Entre amigos no final de semana o tal assunto do “piloto automático” foi abordado com destaque, todos justificando a trágica notícia e sentindo na pele a necessidade de fazermos nossas ações mais conscientes.

Os exemplos não foram poucos do quanto o “corre corre” diário pode nos colocar em armadilhas ou atitudes “malucas”.

Um amigo nos contou que certo dia ao escovar os dentes, cuspiu na gaveta do armário em vez de usar a pia... Será que a tal gaveta estava mais próxima que o ralo da pia???? Fica aqui a questão.

Eu mesma sou “expert” nesses movimentos sem reflexão, mas posso dizer que a vinda dos filhos modificou muito isso, me deixou mais “ligada”, talvez por saber o quanto automaticamente costume agir, tenho um medo enorme que alguma atitude dessas coloque as crianças em risco.

Já fui bem pior. Recordo-me certa vez que ao sair de um estacionamento, em vez de dar o comprovante ao guarda, saquei uma nota de um Real, deixei na palma da mão do rapaz e quando estava fechando o vidro do carro e acelerando enlouquecidamente em direção a rua, olho pelo retrovisor e vejo o guarda correndo e me acenando. Imaginando ter algum pneu murcho, parei, ele chegou todo sem graça e disse _ Olha moça (naquele tempo ainda não me chamavam de senhora! Bons tempos... louca, mas abordada como moça!) agradeço o dinheiro, mas não posso aceitar, é regra do estacionamento, preciso mesmo é do comprovante. Ainda bem que não tinha jogado fora o tal papelzinho e nem estava perdido em minha bolsa.

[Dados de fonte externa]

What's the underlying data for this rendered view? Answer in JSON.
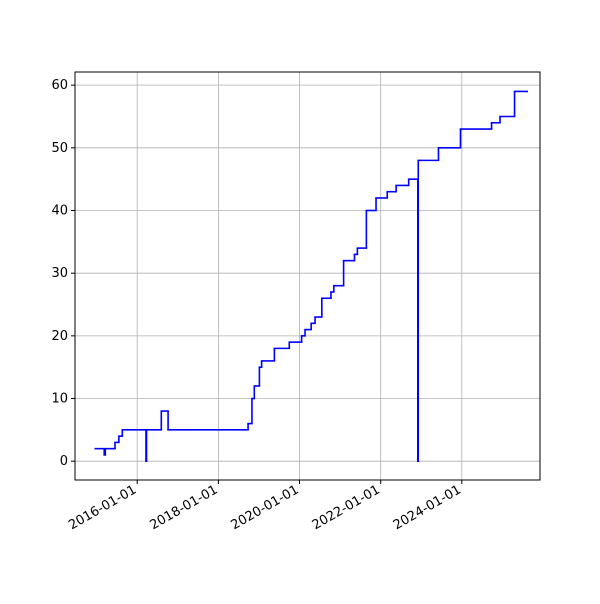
{
  "chart_data": {
    "type": "line",
    "drawstyle": "steps-post",
    "color": "#0000ff",
    "grid": true,
    "x": [
      "2014-12-20",
      "2015-03-10",
      "2015-03-20",
      "2015-06-15",
      "2015-07-20",
      "2015-08-20",
      "2016-03-20",
      "2016-03-25",
      "2016-08-05",
      "2016-10-05",
      "2018-09-25",
      "2018-10-30",
      "2018-11-20",
      "2019-01-05",
      "2019-01-25",
      "2019-05-20",
      "2019-10-01",
      "2020-01-20",
      "2020-02-20",
      "2020-04-15",
      "2020-05-20",
      "2020-07-20",
      "2020-10-10",
      "2020-11-05",
      "2021-02-01",
      "2021-05-10",
      "2021-06-05",
      "2021-08-25",
      "2021-11-20",
      "2022-03-01",
      "2022-05-20",
      "2022-09-10",
      "2022-12-01",
      "2022-12-05",
      "2023-06-05",
      "2023-12-20",
      "2024-09-25",
      "2024-12-10",
      "2025-04-20",
      "2025-08-10"
    ],
    "values": [
      2,
      1,
      2,
      3,
      4,
      5,
      0,
      5,
      8,
      5,
      6,
      10,
      12,
      15,
      16,
      18,
      19,
      20,
      21,
      22,
      23,
      26,
      27,
      28,
      32,
      33,
      34,
      40,
      42,
      43,
      44,
      45,
      0,
      48,
      50,
      53,
      54,
      55,
      59,
      59
    ],
    "xlim": [
      "2014-06-20",
      "2025-12-05"
    ],
    "xticks": [
      "2016-01-01",
      "2018-01-01",
      "2020-01-01",
      "2022-01-01",
      "2024-01-01"
    ],
    "ylim": [
      -3,
      62.1
    ],
    "yticks": [
      0,
      10,
      20,
      30,
      40,
      50,
      60
    ]
  }
}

Conheço muitas histórias de gente que não tem o hábito de ir de carro ao trabalho; certo dia resolve ir, na volta larga o carro lá e chega à casa de ônibus ou a pé, se assusta com a falta do carro na garagem e daí recorda-se de que fez um “dia diferente” e que de tão diferente, vai ter que voltar ao trabalho de ônibus para buscar o carro esquecido.

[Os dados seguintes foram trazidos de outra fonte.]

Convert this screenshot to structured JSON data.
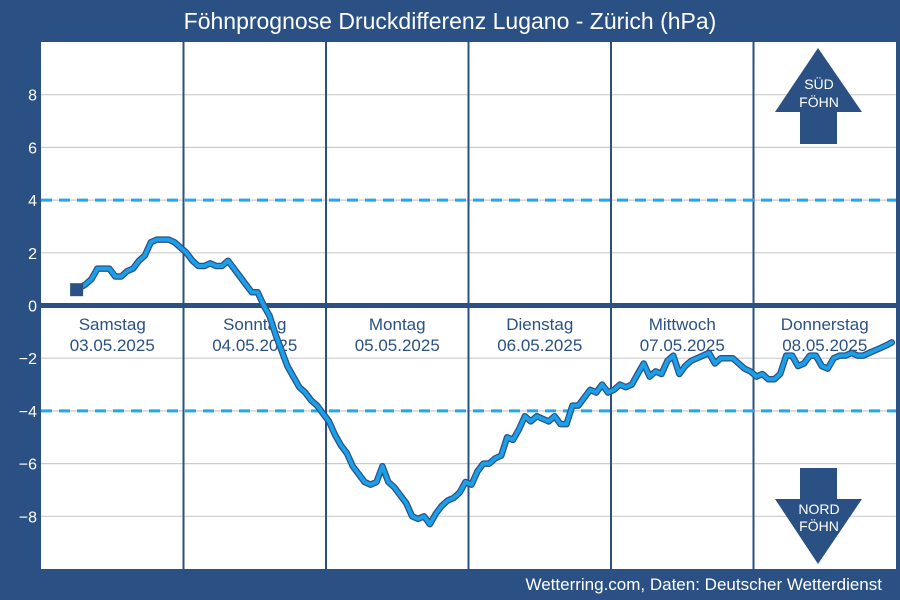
{
  "header": {
    "title": "Föhnprognose Druckdifferenz Lugano - Zürich (hPa)"
  },
  "footer": {
    "credit": "Wetterring.com, Daten: Deutscher Wetterdienst"
  },
  "indicators": {
    "south": {
      "line1": "SÜD",
      "line2": "FÖHN"
    },
    "north": {
      "line1": "NORD",
      "line2": "FÖHN"
    }
  },
  "colors": {
    "background": "#2b5184",
    "plot": "#ffffff",
    "grid": "#cccccc",
    "day_divider": "#2b5184",
    "series": "#1a9fe8",
    "series_outline": "#2b5184",
    "threshold": "#1ea9ea",
    "zero_line": "#2b5184"
  },
  "chart_data": {
    "type": "line",
    "title": "Föhnprognose Druckdifferenz Lugano - Zürich (hPa)",
    "ylabel": "",
    "xlabel": "",
    "ylim": [
      -10,
      10
    ],
    "xlim": [
      0,
      144
    ],
    "x_unit": "hours from 03.05.2025 00:00",
    "yticks": [
      -8,
      -6,
      -4,
      -2,
      0,
      2,
      4,
      6,
      8
    ],
    "grid": true,
    "thresholds": [
      4,
      -4
    ],
    "days": [
      {
        "name": "Samstag",
        "date": "03.05.2025"
      },
      {
        "name": "Sonntag",
        "date": "04.05.2025"
      },
      {
        "name": "Montag",
        "date": "05.05.2025"
      },
      {
        "name": "Dienstag",
        "date": "06.05.2025"
      },
      {
        "name": "Mittwoch",
        "date": "07.05.2025"
      },
      {
        "name": "Donnerstag",
        "date": "08.05.2025"
      }
    ],
    "series": [
      {
        "values": [
          [
            6,
            0.6
          ],
          [
            7.5,
            0.8
          ],
          [
            8.5,
            1.0
          ],
          [
            9.5,
            1.4
          ],
          [
            10.5,
            1.4
          ],
          [
            11.5,
            1.4
          ],
          [
            12.5,
            1.1
          ],
          [
            13.5,
            1.1
          ],
          [
            14.5,
            1.3
          ],
          [
            15.5,
            1.4
          ],
          [
            16.5,
            1.7
          ],
          [
            17.5,
            1.9
          ],
          [
            18.5,
            2.4
          ],
          [
            19.5,
            2.5
          ],
          [
            20.5,
            2.5
          ],
          [
            21.5,
            2.5
          ],
          [
            22.5,
            2.4
          ],
          [
            23.5,
            2.2
          ],
          [
            24.5,
            2.0
          ],
          [
            25.5,
            1.7
          ],
          [
            26.5,
            1.5
          ],
          [
            27.5,
            1.5
          ],
          [
            28.5,
            1.6
          ],
          [
            29.5,
            1.5
          ],
          [
            30.5,
            1.5
          ],
          [
            31.5,
            1.7
          ],
          [
            32.5,
            1.4
          ],
          [
            33.5,
            1.1
          ],
          [
            34.5,
            0.8
          ],
          [
            35.5,
            0.5
          ],
          [
            36.5,
            0.5
          ],
          [
            37.5,
            0.0
          ],
          [
            38.5,
            -0.4
          ],
          [
            39.5,
            -1.1
          ],
          [
            40.5,
            -1.7
          ],
          [
            41.5,
            -2.3
          ],
          [
            42.5,
            -2.7
          ],
          [
            43.5,
            -3.1
          ],
          [
            44.5,
            -3.3
          ],
          [
            45.5,
            -3.6
          ],
          [
            46.5,
            -3.8
          ],
          [
            47.5,
            -4.1
          ],
          [
            48.5,
            -4.4
          ],
          [
            49.5,
            -4.9
          ],
          [
            50.5,
            -5.3
          ],
          [
            51.5,
            -5.6
          ],
          [
            52.5,
            -6.1
          ],
          [
            53.5,
            -6.4
          ],
          [
            54.5,
            -6.7
          ],
          [
            55.5,
            -6.8
          ],
          [
            56.5,
            -6.7
          ],
          [
            57.5,
            -6.1
          ],
          [
            58.5,
            -6.7
          ],
          [
            59.5,
            -6.9
          ],
          [
            60.5,
            -7.2
          ],
          [
            61.5,
            -7.5
          ],
          [
            62.5,
            -8.0
          ],
          [
            63.5,
            -8.1
          ],
          [
            64.5,
            -8.0
          ],
          [
            65.5,
            -8.3
          ],
          [
            66.5,
            -7.9
          ],
          [
            67.5,
            -7.6
          ],
          [
            68.5,
            -7.4
          ],
          [
            69.5,
            -7.3
          ],
          [
            70.5,
            -7.1
          ],
          [
            71.5,
            -6.7
          ],
          [
            72.5,
            -6.8
          ],
          [
            73.5,
            -6.3
          ],
          [
            74.5,
            -6.0
          ],
          [
            75.5,
            -6.0
          ],
          [
            76.5,
            -5.8
          ],
          [
            77.5,
            -5.7
          ],
          [
            78.5,
            -5.0
          ],
          [
            79.5,
            -5.1
          ],
          [
            80.5,
            -4.7
          ],
          [
            81.5,
            -4.2
          ],
          [
            82.5,
            -4.4
          ],
          [
            83.5,
            -4.2
          ],
          [
            84.5,
            -4.3
          ],
          [
            85.5,
            -4.4
          ],
          [
            86.5,
            -4.2
          ],
          [
            87.5,
            -4.5
          ],
          [
            88.5,
            -4.5
          ],
          [
            89.5,
            -3.8
          ],
          [
            90.5,
            -3.8
          ],
          [
            91.5,
            -3.5
          ],
          [
            92.5,
            -3.2
          ],
          [
            93.5,
            -3.3
          ],
          [
            94.5,
            -3.0
          ],
          [
            95.5,
            -3.3
          ],
          [
            96.5,
            -3.2
          ],
          [
            97.5,
            -3.0
          ],
          [
            98.5,
            -3.1
          ],
          [
            99.5,
            -3.0
          ],
          [
            100.5,
            -2.6
          ],
          [
            101.5,
            -2.2
          ],
          [
            102.5,
            -2.7
          ],
          [
            103.5,
            -2.5
          ],
          [
            104.5,
            -2.6
          ],
          [
            105.5,
            -2.1
          ],
          [
            106.5,
            -1.9
          ],
          [
            107.5,
            -2.6
          ],
          [
            108.5,
            -2.3
          ],
          [
            109.5,
            -2.1
          ],
          [
            110.5,
            -2.0
          ],
          [
            111.5,
            -1.9
          ],
          [
            112.5,
            -1.8
          ],
          [
            113.5,
            -2.2
          ],
          [
            114.5,
            -2.0
          ],
          [
            115.5,
            -2.0
          ],
          [
            116.5,
            -2.0
          ],
          [
            117.5,
            -2.2
          ],
          [
            118.5,
            -2.4
          ],
          [
            119.5,
            -2.5
          ],
          [
            120.5,
            -2.7
          ],
          [
            121.5,
            -2.6
          ],
          [
            122.5,
            -2.8
          ],
          [
            123.5,
            -2.8
          ],
          [
            124.5,
            -2.6
          ],
          [
            125.5,
            -1.9
          ],
          [
            126.5,
            -1.9
          ],
          [
            127.5,
            -2.3
          ],
          [
            128.5,
            -2.2
          ],
          [
            129.5,
            -1.9
          ],
          [
            130.5,
            -1.9
          ],
          [
            131.5,
            -2.3
          ],
          [
            132.5,
            -2.4
          ],
          [
            133.5,
            -2.0
          ],
          [
            134.5,
            -1.9
          ],
          [
            135.5,
            -1.9
          ],
          [
            136.5,
            -1.8
          ],
          [
            137.5,
            -1.9
          ],
          [
            138.5,
            -1.9
          ],
          [
            139.5,
            -1.8
          ],
          [
            140.5,
            -1.7
          ],
          [
            141.5,
            -1.6
          ],
          [
            142.5,
            -1.5
          ],
          [
            143.3,
            -1.4
          ]
        ]
      }
    ],
    "marker": {
      "x": 6,
      "y": 0.6
    }
  }
}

Prejuízo grande. Perda de tempo e dinheiro.

Quantos de nós não costumamos estacionar o carro sempre num mesmo lugar, um dia mudamos; pronto! Ao chegarmos na “antiga vaga”, gritamos ou nos desesperamos achando que roubaram o carro?! Eu já fiz isso diversas vezes... Peço desculpas aos que me consideravam quase normal, até ler isso.

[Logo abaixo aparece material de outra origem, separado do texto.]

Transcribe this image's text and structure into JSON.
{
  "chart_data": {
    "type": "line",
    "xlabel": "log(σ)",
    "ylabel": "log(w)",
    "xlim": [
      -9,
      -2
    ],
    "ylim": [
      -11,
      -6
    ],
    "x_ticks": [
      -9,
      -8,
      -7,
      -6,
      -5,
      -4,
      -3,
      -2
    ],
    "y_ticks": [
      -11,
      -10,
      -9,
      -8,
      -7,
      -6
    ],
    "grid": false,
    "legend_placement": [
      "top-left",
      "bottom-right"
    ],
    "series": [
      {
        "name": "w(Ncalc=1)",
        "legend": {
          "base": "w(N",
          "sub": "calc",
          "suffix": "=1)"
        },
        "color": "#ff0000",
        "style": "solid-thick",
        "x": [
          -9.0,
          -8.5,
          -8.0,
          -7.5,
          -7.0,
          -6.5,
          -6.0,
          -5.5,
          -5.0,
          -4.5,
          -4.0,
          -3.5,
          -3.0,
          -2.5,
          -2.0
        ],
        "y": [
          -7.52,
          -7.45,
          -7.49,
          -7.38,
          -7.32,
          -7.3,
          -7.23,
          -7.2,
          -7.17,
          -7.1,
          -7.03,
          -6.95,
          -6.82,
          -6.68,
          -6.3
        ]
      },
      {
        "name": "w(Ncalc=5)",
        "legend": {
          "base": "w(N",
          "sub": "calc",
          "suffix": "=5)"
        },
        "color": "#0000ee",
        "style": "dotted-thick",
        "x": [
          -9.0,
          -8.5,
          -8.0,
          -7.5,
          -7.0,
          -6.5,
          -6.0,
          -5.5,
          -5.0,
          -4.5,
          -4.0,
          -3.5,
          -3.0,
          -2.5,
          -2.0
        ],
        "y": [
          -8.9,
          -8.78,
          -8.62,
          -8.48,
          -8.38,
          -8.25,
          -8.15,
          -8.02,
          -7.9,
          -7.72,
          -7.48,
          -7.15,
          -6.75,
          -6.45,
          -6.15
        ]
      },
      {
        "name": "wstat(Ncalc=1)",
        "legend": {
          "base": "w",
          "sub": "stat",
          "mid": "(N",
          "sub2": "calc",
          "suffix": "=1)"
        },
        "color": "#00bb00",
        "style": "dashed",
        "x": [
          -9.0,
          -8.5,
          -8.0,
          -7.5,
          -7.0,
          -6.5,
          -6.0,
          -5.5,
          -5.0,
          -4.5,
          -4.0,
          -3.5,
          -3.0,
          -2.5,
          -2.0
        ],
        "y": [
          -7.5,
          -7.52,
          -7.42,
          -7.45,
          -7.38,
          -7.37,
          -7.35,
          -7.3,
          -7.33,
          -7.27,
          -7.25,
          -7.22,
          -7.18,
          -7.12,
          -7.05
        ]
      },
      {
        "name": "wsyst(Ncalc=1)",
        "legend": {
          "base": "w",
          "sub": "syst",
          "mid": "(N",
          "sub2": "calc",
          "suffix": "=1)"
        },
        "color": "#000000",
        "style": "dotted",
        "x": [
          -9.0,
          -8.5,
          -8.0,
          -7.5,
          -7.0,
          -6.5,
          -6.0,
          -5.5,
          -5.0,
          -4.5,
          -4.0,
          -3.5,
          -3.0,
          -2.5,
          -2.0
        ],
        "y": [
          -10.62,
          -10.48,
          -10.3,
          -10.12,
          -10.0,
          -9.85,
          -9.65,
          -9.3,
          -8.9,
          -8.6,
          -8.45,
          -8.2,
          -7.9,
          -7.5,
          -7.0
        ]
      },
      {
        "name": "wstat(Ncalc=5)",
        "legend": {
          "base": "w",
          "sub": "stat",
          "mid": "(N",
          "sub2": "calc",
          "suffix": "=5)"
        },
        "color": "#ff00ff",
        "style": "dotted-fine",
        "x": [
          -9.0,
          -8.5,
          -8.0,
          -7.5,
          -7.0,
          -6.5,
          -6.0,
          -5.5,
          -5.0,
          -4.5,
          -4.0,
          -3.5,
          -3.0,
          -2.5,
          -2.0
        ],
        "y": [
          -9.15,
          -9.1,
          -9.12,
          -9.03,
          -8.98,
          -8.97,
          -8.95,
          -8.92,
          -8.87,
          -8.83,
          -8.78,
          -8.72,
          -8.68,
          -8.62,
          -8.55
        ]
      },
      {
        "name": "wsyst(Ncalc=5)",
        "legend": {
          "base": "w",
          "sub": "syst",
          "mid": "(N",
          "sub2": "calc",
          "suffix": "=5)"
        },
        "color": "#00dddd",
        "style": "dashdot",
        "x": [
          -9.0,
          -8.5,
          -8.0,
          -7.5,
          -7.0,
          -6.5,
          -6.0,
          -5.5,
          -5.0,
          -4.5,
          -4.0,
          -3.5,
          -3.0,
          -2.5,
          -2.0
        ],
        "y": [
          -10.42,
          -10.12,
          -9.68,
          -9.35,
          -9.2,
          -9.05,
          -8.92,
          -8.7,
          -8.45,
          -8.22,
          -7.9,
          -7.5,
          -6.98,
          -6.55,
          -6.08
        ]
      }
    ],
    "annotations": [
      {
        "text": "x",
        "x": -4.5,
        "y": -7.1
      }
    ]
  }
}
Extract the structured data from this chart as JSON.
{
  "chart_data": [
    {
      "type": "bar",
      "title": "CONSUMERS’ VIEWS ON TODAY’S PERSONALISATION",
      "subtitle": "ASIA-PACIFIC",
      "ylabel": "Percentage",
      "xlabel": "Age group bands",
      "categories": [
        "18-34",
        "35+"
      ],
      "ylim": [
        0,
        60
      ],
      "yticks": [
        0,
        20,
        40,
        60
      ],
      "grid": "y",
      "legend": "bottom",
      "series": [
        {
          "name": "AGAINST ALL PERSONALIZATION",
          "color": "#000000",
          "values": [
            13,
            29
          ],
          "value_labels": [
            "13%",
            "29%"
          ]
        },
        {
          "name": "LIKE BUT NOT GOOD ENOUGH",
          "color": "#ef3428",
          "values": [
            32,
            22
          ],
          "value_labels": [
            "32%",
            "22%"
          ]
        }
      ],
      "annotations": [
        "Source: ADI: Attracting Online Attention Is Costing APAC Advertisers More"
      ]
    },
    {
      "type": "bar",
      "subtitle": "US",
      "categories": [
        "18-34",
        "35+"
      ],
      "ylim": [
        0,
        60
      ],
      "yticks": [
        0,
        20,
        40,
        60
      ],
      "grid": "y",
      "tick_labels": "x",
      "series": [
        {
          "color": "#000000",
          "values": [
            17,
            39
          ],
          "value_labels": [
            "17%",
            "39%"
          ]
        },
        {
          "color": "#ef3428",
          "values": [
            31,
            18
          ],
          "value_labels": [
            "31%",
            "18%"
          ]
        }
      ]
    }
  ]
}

Quantas vezes não ouvimos uma determinada informação, mas como não prestamos atenção, logo nos esquecemos ou até dizemos que nem sabíamos de tal fato?

Num grande jornal, saiu um bom artigo sobre a importância da atenção para a memória, o quanto o cérebro é limitado em armazenar varias informações ao mesmo tempo e o quanto entramos no “automático” como forma de economizar neurônios. Tudo isso é verdade, mas não sabemos como colocar isso em prática e continuamos os mesmos repetidores de cotidiano.

Com filho é uma coisa muito séria, porque criança não tem repetição, sempre inventam algo novo e não dá para repetir os padrões. Também penso o quanto temos os filhos tão grudados que esquecemos certos detalhes da lei ou da individualidade deles.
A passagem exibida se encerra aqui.